EuGH-Generalanwalt: Gefährder dürfen vor Abschiebung ins Gefängnis

Deutsche Behörden dürfen sogenannte Gefährder – anders als gewöhnliche Abschiebehäftlinge – in normalen Haftanstalten unterbringen. Dies gilt nach den Schlussanträgen des Generalanwalts beim Europäischen Gerichtshof Priit Pikamäe vom 27.02.2020 (Az.: C-18/19) zumindest dann, wenn der Kontakt zu verurteilten Gefangenen ausgeschlossen ist. Als "Gefährder" bezeichnet die Polizei im Bereich der politisch motivierten Kriminalität Menschen, denen sie schwere Gewalttaten bis hin zu Terroranschlägen zutraut.

Tunesischer Gefährder wurde in regulärer Haftanstalt untergebracht

Hintergrund des Rechtsstreits ist die Abschiebung eines Tunesiers aus Hessen im Mai 2018. Nach Einschätzung der hessischen Behörden war er ein radikaler Islamist, von dem eine besondere Gefahr ausging. Der Verfassungsschutz stufte ihn als Schleuser und Anwerber für die Terrormiliz "Islamischer Staat" ein. Deshalb fiel der Beschluss für die Abschiebung und er wurde im August 2019 in Haft genommen. Da er als besonders gefährlich galt, wurde er in einem Gefängnis in Frankfurt am Main untergebracht, wo er strenger gesichert war als in einer regulären Abschiebehafteinrichtung. Diese Möglichkeit sieht das deutsche Aufenthaltsgesetz vor für Menschen, von denen eine erhebliche Gefahr ausgeht. Sie müssen aber von Strafgefangenen getrennt werden. Der Betroffene wehrte sich juristisch.

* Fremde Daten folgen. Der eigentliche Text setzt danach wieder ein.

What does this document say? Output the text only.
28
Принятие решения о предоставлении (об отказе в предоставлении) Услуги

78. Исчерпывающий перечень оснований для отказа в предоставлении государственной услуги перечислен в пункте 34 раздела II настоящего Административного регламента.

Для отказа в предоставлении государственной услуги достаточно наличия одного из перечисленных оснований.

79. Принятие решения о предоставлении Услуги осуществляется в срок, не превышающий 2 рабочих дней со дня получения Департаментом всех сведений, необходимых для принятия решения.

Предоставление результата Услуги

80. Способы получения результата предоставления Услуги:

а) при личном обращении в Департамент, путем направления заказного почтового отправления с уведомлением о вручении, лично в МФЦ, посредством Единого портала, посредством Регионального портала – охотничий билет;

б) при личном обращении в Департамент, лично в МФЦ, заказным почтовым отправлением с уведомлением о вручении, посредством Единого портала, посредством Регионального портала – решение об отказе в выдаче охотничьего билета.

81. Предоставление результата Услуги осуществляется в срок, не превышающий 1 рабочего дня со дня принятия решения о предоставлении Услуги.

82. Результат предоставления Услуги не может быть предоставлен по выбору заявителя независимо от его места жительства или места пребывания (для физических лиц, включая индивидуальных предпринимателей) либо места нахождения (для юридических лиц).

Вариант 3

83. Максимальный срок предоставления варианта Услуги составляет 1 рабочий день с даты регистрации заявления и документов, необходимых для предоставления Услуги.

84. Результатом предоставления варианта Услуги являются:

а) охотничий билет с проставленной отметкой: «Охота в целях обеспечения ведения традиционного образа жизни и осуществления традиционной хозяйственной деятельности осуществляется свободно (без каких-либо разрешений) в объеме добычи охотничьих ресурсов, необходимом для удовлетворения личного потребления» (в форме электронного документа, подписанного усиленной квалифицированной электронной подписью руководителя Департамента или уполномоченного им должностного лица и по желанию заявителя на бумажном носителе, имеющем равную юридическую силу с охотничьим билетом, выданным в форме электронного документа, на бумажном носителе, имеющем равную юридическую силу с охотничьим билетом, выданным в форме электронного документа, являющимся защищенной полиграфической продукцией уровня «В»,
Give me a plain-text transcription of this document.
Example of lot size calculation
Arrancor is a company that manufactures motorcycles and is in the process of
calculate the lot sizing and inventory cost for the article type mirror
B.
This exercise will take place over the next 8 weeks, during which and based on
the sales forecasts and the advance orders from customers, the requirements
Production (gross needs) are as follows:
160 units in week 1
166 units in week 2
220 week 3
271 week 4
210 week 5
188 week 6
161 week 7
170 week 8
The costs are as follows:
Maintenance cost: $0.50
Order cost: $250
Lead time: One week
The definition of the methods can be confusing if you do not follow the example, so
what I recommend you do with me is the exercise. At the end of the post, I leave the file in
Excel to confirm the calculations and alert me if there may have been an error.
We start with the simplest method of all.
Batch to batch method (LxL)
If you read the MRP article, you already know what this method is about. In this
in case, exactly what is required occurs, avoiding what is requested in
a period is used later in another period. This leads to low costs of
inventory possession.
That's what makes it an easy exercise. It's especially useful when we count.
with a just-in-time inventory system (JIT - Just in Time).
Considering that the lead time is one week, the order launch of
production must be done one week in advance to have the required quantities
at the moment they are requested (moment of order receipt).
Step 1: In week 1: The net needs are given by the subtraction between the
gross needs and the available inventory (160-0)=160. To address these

Pikamäe: Recht auf Leben und Unversehrtheit rechtfertigt deutsche Praxis

Nach EU-Recht müssen Abschiebehäftlinge "in speziellen Hafteinrichtungen" untergebracht werden. Wenn es daran fehlt, ist auch eine Unterbringungen in normalen Gefängnissen erlaubt. Gleichwohl sei das deutsche Recht mit seiner Ausnahme für gefährliche Abschiebehäftlinge vereinbar mit EU-Recht, argumentierte der Generalanwalt. Denn die EU-Grundrechtecharta schütze unter anderem eben auch das Recht auf Leben und Unversehrtheit. Den Einzelfall muss am Ende der Bundesgerichtshof entscheiden, der den EuGH um Hilfe bei der Auslegung europäischen Rechts gebeten hatte.

EuGH, Schlussanträge vom 27.02.2020 - C-18/19

Redaktion beck-aktuell, 27. Februar 2020 (dpa).